Ormeshadow, by Priya Sharma

Second paragraph of third chapter:

Gideon stood beside his father. The sun made a fuss of setting, bleeding red and orange into the sea. Gideon could smell salt. The vastness of the ocean was still new to him.

Towards the end of the year I'd been working through some of the short fiction submitted as part of the editors' section of the 2020 Hugo voter packet, but this is the first one that left enough of an impression to write up. It's a novella edited by Ellen Datlow (who was last to qualify for the final ballot for Hugo for Best Editor, Short Form, but went on to win the award by a pretty convincing margin). The author is a doctor from Cheshire, who doesn't seem to have written any novels as yet, but is getting well known in the horror community. Ormeshadow won Best Novella in the 2019 Shirley Jackson Awards (not a list I have been following, but maybe I should start paying more attention).

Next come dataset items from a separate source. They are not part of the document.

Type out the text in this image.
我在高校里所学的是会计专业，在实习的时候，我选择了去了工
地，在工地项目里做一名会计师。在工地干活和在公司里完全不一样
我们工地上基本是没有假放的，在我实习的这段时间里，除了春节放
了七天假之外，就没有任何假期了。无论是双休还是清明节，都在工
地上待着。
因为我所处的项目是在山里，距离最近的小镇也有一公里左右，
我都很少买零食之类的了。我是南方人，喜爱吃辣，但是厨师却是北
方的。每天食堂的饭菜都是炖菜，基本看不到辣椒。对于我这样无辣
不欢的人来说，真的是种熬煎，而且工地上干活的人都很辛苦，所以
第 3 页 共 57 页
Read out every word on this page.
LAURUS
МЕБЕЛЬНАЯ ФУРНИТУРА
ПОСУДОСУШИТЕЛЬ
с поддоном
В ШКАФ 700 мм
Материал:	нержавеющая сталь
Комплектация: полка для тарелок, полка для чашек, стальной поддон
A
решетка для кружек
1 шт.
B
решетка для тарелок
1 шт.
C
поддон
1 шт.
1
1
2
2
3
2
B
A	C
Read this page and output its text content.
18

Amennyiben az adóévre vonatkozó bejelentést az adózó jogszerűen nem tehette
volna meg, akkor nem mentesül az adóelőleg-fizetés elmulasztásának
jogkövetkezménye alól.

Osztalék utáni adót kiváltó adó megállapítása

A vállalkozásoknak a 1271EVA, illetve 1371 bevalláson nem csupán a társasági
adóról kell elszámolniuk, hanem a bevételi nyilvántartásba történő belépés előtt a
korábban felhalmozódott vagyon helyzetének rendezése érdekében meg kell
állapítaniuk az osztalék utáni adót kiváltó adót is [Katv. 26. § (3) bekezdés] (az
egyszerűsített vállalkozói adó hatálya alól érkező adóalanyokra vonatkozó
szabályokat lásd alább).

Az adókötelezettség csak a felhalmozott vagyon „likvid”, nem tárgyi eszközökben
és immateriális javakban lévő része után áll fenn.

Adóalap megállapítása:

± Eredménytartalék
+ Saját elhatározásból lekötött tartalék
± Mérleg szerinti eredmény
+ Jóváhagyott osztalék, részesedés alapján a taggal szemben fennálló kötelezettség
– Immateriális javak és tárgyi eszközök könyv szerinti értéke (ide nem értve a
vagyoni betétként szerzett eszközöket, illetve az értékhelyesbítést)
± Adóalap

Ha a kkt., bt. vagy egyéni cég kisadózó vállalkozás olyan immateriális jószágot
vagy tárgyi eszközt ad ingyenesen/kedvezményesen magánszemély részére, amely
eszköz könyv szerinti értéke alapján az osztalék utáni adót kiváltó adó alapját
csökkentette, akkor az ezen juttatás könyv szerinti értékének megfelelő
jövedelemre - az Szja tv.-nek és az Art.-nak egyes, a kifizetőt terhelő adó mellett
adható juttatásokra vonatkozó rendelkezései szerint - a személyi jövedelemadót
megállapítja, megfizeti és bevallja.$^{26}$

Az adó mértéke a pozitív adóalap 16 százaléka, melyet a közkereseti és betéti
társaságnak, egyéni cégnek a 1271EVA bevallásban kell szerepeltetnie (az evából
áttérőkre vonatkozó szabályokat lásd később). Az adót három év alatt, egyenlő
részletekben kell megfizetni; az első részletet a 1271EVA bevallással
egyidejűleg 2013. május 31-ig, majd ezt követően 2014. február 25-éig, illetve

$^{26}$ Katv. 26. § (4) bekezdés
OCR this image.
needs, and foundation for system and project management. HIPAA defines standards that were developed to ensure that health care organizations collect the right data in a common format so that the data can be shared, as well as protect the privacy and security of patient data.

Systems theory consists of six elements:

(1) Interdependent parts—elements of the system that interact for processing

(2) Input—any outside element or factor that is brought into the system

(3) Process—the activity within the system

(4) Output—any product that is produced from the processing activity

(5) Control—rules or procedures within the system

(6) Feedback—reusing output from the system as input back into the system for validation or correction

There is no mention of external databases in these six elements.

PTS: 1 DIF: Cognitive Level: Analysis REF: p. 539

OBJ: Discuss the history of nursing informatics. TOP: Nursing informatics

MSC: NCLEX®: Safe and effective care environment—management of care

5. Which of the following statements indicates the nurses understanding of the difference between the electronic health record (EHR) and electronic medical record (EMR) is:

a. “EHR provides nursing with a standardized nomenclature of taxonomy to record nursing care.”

I thought it was really good. It's set at some point in the past (people travel by coach). The author says that "Despite the fantasy elements it’s about rural poverty, sibling rivalry, thwarted ambition, and abuse." The viewpoint character is a teenage boy whose family is forced to move back to his father's ancestral farm in Cheshire; there are murky local legends about the legacy of the Orme (dragon), but vicious present-day family dynamics as well. Intensely and convincingly done, and recommended. You can get it here.

This was my top unread book by a non-white author. Next is Into The Ashes, by Lee Murray.